As mentioned above, ROS generation and electrophilic reactivity are important in the inhibition of CDC25s by quinoid 1.[13] A decrease of inhibitory potency of 1 was observed when the concentration of DTT was increased in the assay buffer used for the evaluation of inhibitory activity against CDC25s, probably due to direct reaction of DTT with ROS generated by 1 and/or with electrophilic 1 itself. RE derivatives have a characteristic enamine structure conjugated with two carbonyl groups and are not expected to generate ROS or to react with thiol functionality as an electrophile. However, to completely exclude the possibility of ROS generation or an electrophilic mechanism for the CDC25s inhibition by RE derivatives, we examined the effect of DTT concentration on the inhibitory potency of RE derivatives. In accordance with the previous report,[13] a higher concentration of DTT resulted in an increase of IC50 value of 1 for CDC25A/B (Figure 3A), although only a slight change of enzymatic activity of CDC25A/B itself was observed in the presence of a large amount of DTT. In contrast, the inhibitory activities of 7 and 10d for CDC25s were independent of DTT concentration. These results support the idea that neither electrophilic addition of RE derivatives to the thiol group in the catalytic site nor ROS generation is involved in the inhibition of CDC25s by RE derivatives. Finally, we measured the ROS level of cells untreated or treated with inhibitors, utilizing the ROS indicator H2DCFDA.[20] Upon pretreatment of tsFT210 cells with H2DCFDA at the restrictive temperature of 39 °C for 1 h, followed by treatment with 1 (5 μM or 15 μM) at the permissive temperature of 32 °C for 30 min, a 3- (5 μM 1) or 4.4-fold (15 μM 1) increase of fluorescence intensity as compared to the vehicle control was observed; this is characteristic of an oxidative burst (Figure 3B). In contrast, 7, 8a, and 10d did not induce a significant change of the fluorescence intensity even at the concentration of 50 μM (Figure 3B). These results strongly suggest that RE derivatives do not generate ROS, and thus, participation of ROS in the cell cycle-arresting effect of RE derivatives can be excluded.

Figure 3

(A) Inhibition of CDC25A and CDC25B activities in vitro in the presence of DTT. (B) ROS generation in tsFT210 cells by RE derivatives (7, 8a, and 10d, 50 μM) and 1 (15 μM).

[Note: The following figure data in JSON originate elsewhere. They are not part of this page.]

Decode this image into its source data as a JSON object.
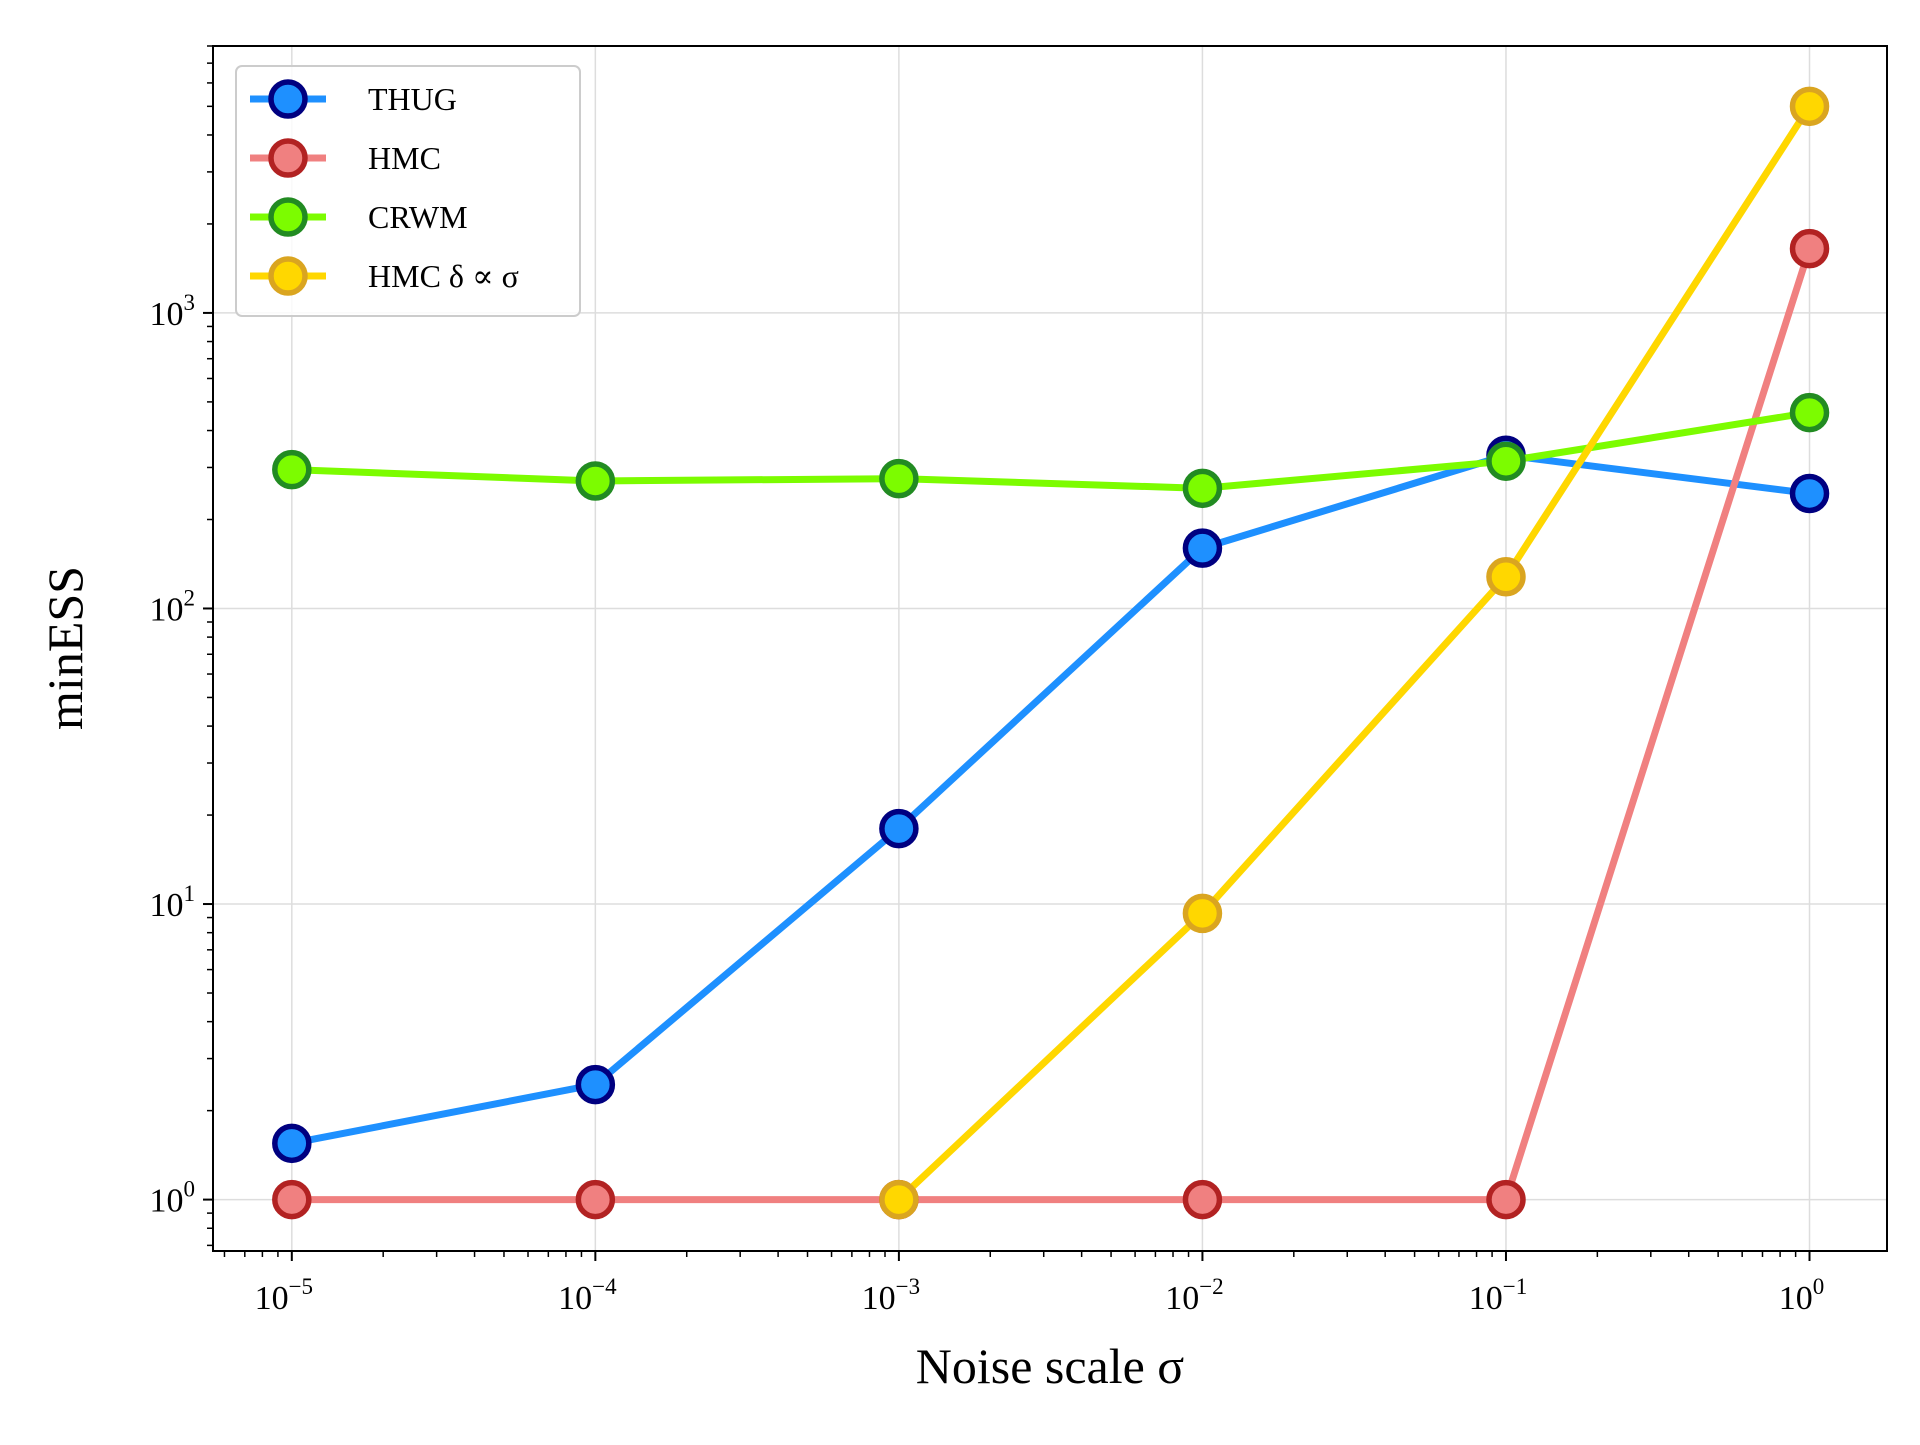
{
  "chart_data": {
    "type": "line",
    "xlabel": "Noise scale σ",
    "ylabel": "minESS",
    "xscale": "log",
    "yscale": "log",
    "xlim": [
      5.5e-06,
      1.8
    ],
    "ylim": [
      0.67,
      8000
    ],
    "grid": true,
    "legend_position": "top-left",
    "x": [
      1e-05,
      0.0001,
      0.001,
      0.01,
      0.1,
      1
    ],
    "x_ticks": [
      {
        "value": 1e-05,
        "base": "10",
        "exp": "−5"
      },
      {
        "value": 0.0001,
        "base": "10",
        "exp": "−4"
      },
      {
        "value": 0.001,
        "base": "10",
        "exp": "−3"
      },
      {
        "value": 0.01,
        "base": "10",
        "exp": "−2"
      },
      {
        "value": 0.1,
        "base": "10",
        "exp": "−1"
      },
      {
        "value": 1,
        "base": "10",
        "exp": "0"
      }
    ],
    "y_ticks": [
      {
        "value": 1,
        "base": "10",
        "exp": "0"
      },
      {
        "value": 10,
        "base": "10",
        "exp": "1"
      },
      {
        "value": 100,
        "base": "10",
        "exp": "2"
      },
      {
        "value": 1000,
        "base": "10",
        "exp": "3"
      }
    ],
    "series": [
      {
        "name": "THUG",
        "line_color": "#1e90ff",
        "marker_fill": "#1e90ff",
        "marker_edge": "#000080",
        "values": [
          1.55,
          2.45,
          18,
          160,
          330,
          245
        ]
      },
      {
        "name": "HMC",
        "line_color": "#f08080",
        "marker_fill": "#f08080",
        "marker_edge": "#b22222",
        "values": [
          1,
          1,
          1,
          1,
          1,
          1650
        ]
      },
      {
        "name": "CRWM",
        "line_color": "#7cfc00",
        "marker_fill": "#7cfc00",
        "marker_edge": "#228b22",
        "values": [
          295,
          270,
          275,
          255,
          315,
          460
        ]
      },
      {
        "name": "HMC δ ∝ σ",
        "line_color": "#ffd700",
        "marker_fill": "#ffd700",
        "marker_edge": "#daa520",
        "values": [
          null,
          null,
          1,
          9.3,
          128,
          5000
        ]
      }
    ]
  }
}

In conclusion, we have discovered a CDC25A/B-selective inhibitor, RE44 (10d), by screening of an RE-focused library with a nonacidic and nonelectrophilic enamine core structure. Moreover, it was demonstrated that small structural differences of RE derivatives could control the selectivity of inhibition for DSPs, and the enzyme selectivity was correlated with the activity in tsFT210 cells. Although the cellular activity of RE44 was moderate[24] and the specificity over VHR and CDC25A is not complete, it is noteworthy that RE44 did not inhibit CDC25C even at 100 μM. This significant subtype selectivity among CDC25s should make RE44 a useful tool for biological research concerning CDC25A/B, especially in combination with the VHR-selective inhibitor RE12. These inhibitors are also expected to be new lead molecules for candidate therapeutic agents. Work to enhance the cellular activity and to develop more specific inhibitors able to discriminate the subtypes of CDC25s is under way.